Regard sur la société roumaine
Dès son premier film « Vagues » sorti en 2007, Adrian Sitaru nous confronte à son besoin de flirter avec les limites du politiquement correct. C’est l’été, la plage est bondée. Une Suissesse demande à un jeune homme de surveiller son fils handicapé pendant qu’elle va nager. Elle rencontre un homme qui lui apprend à nager. Mais soudain, elle disparaît dans les vagues. La grandeur du film réside dans l’intelligence de sa mise en scène. Comme pour la plupart de ses films, Sitaru débute en plongeant le spectateur dans un situation en cours. La caméra suit un jeune homme dans la foule. Tel un tableau composite minutieusement pensé, il filme des scènes à l’apparence banale et ordinaire se trouvant à la lisière du documentaire et de la fiction. Puis, lorsque que l’on s’arrête sur l’un des protagonistes, un jeune homme à l’allure pas commode, un jeu de regards s’installe en caméra subjective, passant de plans-séquences à des plans fixes, passant du jeune enfant handicapé à un couple dont la femme est choquée par le manque de pudeur de sa voisine. On l’aura compris, en quelques minutes, c’est la société roumaine que Sitaru a décidé de montrer. Le couple appartient à l’ancienne génération, celle qui reste attachée à ses traditions, à ses valeurs conservatrices. L’hypocrisie n’est alors pas très loin.

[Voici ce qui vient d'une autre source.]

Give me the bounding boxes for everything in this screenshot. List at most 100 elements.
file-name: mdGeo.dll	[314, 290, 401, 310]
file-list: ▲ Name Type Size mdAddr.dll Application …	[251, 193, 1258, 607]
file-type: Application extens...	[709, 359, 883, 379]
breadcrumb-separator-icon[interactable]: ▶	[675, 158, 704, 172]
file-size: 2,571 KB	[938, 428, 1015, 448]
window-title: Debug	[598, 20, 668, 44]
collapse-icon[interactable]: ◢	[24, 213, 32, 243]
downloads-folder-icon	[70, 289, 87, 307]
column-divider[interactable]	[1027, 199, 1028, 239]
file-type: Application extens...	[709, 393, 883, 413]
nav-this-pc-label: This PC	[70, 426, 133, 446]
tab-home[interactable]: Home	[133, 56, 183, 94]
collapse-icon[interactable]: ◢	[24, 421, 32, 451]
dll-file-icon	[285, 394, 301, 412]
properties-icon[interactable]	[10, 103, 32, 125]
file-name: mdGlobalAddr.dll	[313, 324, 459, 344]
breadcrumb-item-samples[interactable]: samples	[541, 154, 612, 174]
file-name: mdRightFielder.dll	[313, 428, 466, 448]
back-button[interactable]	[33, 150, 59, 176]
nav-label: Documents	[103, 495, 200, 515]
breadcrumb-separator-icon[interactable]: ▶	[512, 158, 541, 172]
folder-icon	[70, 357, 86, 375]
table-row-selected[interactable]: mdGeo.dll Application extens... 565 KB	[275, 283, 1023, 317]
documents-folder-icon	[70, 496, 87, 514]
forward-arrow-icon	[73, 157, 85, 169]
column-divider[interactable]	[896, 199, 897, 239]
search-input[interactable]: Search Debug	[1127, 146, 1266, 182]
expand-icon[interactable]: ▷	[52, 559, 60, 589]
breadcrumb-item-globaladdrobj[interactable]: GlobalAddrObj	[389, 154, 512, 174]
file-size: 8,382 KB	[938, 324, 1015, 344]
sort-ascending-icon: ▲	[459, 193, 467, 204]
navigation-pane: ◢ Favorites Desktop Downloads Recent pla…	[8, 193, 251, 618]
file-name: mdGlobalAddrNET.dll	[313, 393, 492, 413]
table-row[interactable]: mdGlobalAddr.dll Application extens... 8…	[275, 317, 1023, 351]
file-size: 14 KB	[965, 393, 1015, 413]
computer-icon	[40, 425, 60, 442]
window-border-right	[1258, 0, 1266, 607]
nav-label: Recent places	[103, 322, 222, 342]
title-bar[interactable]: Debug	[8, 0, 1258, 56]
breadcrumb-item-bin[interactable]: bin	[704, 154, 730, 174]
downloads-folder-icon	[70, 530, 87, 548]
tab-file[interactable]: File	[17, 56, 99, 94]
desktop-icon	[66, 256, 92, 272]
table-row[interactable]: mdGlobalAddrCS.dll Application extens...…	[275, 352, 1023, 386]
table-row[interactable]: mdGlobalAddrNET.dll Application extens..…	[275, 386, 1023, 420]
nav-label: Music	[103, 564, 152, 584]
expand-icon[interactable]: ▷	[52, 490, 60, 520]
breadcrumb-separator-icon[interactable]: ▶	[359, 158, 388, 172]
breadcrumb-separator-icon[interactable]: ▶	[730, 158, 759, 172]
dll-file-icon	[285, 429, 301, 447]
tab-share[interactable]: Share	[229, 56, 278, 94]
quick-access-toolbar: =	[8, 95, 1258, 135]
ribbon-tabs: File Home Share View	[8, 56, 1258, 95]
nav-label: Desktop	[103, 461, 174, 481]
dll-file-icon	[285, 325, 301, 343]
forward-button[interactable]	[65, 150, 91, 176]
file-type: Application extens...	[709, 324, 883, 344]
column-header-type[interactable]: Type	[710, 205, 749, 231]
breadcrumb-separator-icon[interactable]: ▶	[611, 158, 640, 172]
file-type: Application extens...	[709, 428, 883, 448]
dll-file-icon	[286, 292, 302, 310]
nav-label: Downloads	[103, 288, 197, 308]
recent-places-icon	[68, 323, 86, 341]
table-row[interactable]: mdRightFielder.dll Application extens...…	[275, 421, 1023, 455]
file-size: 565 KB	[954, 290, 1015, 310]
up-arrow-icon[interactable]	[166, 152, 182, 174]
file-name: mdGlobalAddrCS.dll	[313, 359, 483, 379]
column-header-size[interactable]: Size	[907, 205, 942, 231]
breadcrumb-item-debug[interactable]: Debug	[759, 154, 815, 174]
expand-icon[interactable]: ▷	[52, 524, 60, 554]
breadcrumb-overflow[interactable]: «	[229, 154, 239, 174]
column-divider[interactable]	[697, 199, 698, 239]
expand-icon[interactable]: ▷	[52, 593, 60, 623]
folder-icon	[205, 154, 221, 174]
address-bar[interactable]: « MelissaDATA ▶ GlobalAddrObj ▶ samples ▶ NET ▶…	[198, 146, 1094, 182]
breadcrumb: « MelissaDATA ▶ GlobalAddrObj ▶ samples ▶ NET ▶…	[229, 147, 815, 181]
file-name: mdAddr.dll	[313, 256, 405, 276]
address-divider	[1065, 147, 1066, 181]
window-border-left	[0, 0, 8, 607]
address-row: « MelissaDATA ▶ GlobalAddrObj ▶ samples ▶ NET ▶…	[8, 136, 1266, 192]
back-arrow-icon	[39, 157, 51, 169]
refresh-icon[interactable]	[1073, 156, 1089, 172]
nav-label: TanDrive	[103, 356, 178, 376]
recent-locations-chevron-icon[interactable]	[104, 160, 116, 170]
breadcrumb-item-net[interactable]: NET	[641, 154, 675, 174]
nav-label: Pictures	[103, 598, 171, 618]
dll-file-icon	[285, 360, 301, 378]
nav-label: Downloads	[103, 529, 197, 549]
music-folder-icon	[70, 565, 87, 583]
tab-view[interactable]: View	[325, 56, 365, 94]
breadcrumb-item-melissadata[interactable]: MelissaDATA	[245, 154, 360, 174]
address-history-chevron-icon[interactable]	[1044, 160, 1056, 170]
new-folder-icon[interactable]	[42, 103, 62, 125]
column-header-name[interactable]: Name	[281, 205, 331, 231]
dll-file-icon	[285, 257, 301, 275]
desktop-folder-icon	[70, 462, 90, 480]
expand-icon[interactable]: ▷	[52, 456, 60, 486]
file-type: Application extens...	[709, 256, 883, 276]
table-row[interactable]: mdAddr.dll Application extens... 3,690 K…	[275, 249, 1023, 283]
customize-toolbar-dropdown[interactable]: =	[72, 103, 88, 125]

Le jeune homme, quant à lui, est quelque peu marginal, il est venu seul pour « mater ». Quand la jeune étrangère lui demande de surveiller son enfant, c’est de manière un peu intéressée qu’il accepte. Il la trouve à son goût, pourquoi s’en cacher ? Mais l’accident de la noyade survient dans l’indifférence générale. L’homme qui était en train d’apprendre à nager à la jeune femme revient à sa place comme si rien ne s’était passé. Le « baby-sitter », se sert allègrement dans les affaires de la disparue, laissant son fils grabataire. Ce n’est qu’après qu’il prend conscience de son acte et qu’il revient sur ses pas. Le film est une critique virulente d’une société post-communiste où l’individu prend ses marques, certes mais sans considération aucune pour ce qui ne le concerne pas directement. Avec ce premier film, multiprimé dont le Pardo d’Oro au festival de Locarno en 2007, Sitaru pose ouvertement la question de la responsabilité individuelle dans une collectivité.
Après « Lord » (2009), Bayard d’or au FIFF en 2010 où il met en scène un jeune voyou qui vole des chiens pour mieux faire chanter leurs maîtres en contrepartie d’une coquette somme d’argent, il signe deux films « La Cage » (Colivia, 2010) et « House Party » (Chefu’, 2012).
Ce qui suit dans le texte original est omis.